How do I box two objects whose lifetimes are linked?


I'm trying to use the parquet library to create a record iterator object in a function that can be iterated using my own trait called RecordIterator. It looks like this:

    fn blah(dataset_info: DatasetInfo, file: File) -> Result<Box<dyn RecordIterator<Item=Record>>, Box<dyn Error>> {
        let reader = SerializedFileReader::new(file).unwrap();
        let iter = (&reader).get_row_iter(None).unwrap();
        let column_type = *dataset_info.column_type.clone();
        let iterator = ParquetRecordIterator {
            iterator: iter,
            column_type: column_type,
            i: 0,
        };
        Ok(Box::new(iterator))
    }

The problem is that because iter has a lifetime attached to the SerializedFileReader variable it is created from, returning the ParquetRecordIterator (which implements the RecordIterator trait) object complains with an error saying:

cannot return value referencing local variable `reader` [E0515]

I would ideally not like to break the abstraction here, so how would you suggest implementing this function?
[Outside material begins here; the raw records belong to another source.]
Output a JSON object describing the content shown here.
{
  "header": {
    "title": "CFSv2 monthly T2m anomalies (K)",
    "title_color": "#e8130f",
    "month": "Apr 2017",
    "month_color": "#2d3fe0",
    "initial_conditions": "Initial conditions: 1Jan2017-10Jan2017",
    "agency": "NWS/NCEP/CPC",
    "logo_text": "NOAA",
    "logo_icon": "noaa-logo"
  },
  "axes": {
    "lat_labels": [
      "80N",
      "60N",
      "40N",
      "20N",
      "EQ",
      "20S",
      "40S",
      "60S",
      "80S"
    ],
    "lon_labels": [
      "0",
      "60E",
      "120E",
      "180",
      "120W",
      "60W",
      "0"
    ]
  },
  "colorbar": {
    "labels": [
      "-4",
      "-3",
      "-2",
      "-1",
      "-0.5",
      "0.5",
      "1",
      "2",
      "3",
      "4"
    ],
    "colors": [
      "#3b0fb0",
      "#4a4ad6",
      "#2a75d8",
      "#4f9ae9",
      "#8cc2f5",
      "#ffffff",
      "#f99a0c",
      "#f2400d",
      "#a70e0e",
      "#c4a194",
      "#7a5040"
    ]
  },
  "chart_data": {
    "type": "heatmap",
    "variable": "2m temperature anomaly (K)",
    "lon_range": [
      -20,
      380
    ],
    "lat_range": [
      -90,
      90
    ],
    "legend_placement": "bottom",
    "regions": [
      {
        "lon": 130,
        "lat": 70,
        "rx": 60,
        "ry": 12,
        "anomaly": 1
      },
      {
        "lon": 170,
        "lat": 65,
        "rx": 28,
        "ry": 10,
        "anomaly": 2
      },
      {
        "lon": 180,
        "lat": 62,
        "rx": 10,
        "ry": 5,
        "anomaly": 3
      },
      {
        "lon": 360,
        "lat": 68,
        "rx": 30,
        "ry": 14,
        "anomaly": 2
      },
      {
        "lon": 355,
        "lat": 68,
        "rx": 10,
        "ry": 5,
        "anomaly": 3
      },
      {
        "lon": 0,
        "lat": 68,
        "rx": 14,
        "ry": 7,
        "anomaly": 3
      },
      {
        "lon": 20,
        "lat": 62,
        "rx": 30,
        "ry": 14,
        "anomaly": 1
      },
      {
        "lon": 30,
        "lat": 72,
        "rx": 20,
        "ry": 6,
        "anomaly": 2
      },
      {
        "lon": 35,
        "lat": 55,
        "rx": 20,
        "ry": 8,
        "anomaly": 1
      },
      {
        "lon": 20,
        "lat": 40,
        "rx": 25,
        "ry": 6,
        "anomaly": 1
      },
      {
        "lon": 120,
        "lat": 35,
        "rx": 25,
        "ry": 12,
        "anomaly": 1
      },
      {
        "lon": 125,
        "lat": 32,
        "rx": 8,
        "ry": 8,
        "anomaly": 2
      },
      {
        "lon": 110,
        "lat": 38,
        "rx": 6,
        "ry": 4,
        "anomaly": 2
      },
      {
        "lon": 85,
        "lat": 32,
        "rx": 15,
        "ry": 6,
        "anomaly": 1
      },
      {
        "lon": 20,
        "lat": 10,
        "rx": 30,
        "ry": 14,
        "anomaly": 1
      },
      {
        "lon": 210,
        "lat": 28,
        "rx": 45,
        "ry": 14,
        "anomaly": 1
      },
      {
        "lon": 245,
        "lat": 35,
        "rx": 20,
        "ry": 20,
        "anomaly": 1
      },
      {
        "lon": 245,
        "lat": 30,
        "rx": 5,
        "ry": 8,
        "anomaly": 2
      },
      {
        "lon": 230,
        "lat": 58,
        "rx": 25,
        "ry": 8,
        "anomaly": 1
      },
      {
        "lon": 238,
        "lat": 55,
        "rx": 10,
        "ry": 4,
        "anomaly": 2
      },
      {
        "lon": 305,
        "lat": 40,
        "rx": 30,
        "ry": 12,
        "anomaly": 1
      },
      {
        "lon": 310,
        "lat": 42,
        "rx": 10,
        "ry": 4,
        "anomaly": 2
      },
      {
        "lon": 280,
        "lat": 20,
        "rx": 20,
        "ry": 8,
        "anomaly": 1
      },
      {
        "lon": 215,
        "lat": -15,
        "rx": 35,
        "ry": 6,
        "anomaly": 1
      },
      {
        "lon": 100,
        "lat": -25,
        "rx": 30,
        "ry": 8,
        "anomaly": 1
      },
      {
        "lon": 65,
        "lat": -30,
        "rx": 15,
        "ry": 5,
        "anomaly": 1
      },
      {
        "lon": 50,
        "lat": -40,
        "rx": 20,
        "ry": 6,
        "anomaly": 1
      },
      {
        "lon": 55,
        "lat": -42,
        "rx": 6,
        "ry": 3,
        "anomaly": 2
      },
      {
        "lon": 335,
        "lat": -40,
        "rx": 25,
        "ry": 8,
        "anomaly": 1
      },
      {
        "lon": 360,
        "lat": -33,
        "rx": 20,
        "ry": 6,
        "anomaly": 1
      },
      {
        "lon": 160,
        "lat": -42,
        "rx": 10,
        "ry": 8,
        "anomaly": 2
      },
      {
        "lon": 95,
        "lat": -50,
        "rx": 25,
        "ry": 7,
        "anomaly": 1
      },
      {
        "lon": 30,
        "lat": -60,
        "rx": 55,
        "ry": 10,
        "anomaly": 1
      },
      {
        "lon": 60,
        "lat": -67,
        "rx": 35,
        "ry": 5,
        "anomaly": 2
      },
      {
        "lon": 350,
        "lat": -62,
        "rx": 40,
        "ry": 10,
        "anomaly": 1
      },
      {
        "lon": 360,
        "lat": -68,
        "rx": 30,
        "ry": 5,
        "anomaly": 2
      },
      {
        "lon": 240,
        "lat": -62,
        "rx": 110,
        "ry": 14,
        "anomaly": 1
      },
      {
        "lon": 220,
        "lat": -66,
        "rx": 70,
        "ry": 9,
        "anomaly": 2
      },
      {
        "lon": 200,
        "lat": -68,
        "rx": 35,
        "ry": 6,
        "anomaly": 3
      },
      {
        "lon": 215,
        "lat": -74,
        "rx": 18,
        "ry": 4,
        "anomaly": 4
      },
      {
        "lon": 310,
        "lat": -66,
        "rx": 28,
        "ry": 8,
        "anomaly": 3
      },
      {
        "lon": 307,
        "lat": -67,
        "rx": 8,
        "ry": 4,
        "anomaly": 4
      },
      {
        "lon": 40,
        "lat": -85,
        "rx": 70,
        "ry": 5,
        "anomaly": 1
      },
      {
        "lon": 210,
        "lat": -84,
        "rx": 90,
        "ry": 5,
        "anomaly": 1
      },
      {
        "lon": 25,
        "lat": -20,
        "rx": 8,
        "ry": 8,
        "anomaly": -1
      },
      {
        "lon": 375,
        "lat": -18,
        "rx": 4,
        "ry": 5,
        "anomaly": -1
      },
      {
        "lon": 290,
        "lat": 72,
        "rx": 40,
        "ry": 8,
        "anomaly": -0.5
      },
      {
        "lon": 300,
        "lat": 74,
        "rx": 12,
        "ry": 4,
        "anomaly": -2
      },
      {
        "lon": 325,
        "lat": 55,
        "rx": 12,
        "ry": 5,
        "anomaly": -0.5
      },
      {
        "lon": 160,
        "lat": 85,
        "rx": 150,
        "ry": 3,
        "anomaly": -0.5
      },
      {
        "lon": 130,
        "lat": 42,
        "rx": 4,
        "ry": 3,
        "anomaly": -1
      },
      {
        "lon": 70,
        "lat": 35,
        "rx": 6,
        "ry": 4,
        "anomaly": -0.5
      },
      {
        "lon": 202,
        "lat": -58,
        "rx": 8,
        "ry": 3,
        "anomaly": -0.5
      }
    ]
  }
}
Effectively, I would like to break the lifetime link between the reader and the iterator, but not sure how best I could do that, or use a different parquet API to do this.

I've tried wrapping the file reader in a Box::new, hoping that the lifetimes would not be tied to an object in the heap, but unfortunately that doesn't seem to work.

I've NOT tried any libraries to deal with self-referential structs because it doesn't seem like they're recommended, so I was hoping for a standard way to solve this.

I've NOT tried looking into other parquet libraries.


Solution

  • This is a hard problem in Rust since you're essentially trying to create a self-referential struct.

    Fortunately for you, you don't need to solve this problem in general, since the library you're using provides direct support for this use-case: impl IntoIterator for SerializedFileReader<File>. So:

        fn blah(dataset_info: DatasetInfo, file: File) -> Result<Box<dyn RecordIterator<Item=Record>>, Box<dyn Error>> {
            let reader = SerializedFileReader::new(file).unwrap();
            let iter = reader.into_iter();
            let column_type = *dataset_info.column_type.clone();
            let iterator = ParquetRecordIterator {
                iterator: iter,
                column_type: column_type,
                i: 0,
            };
            Ok(Box::new(iterator))
        }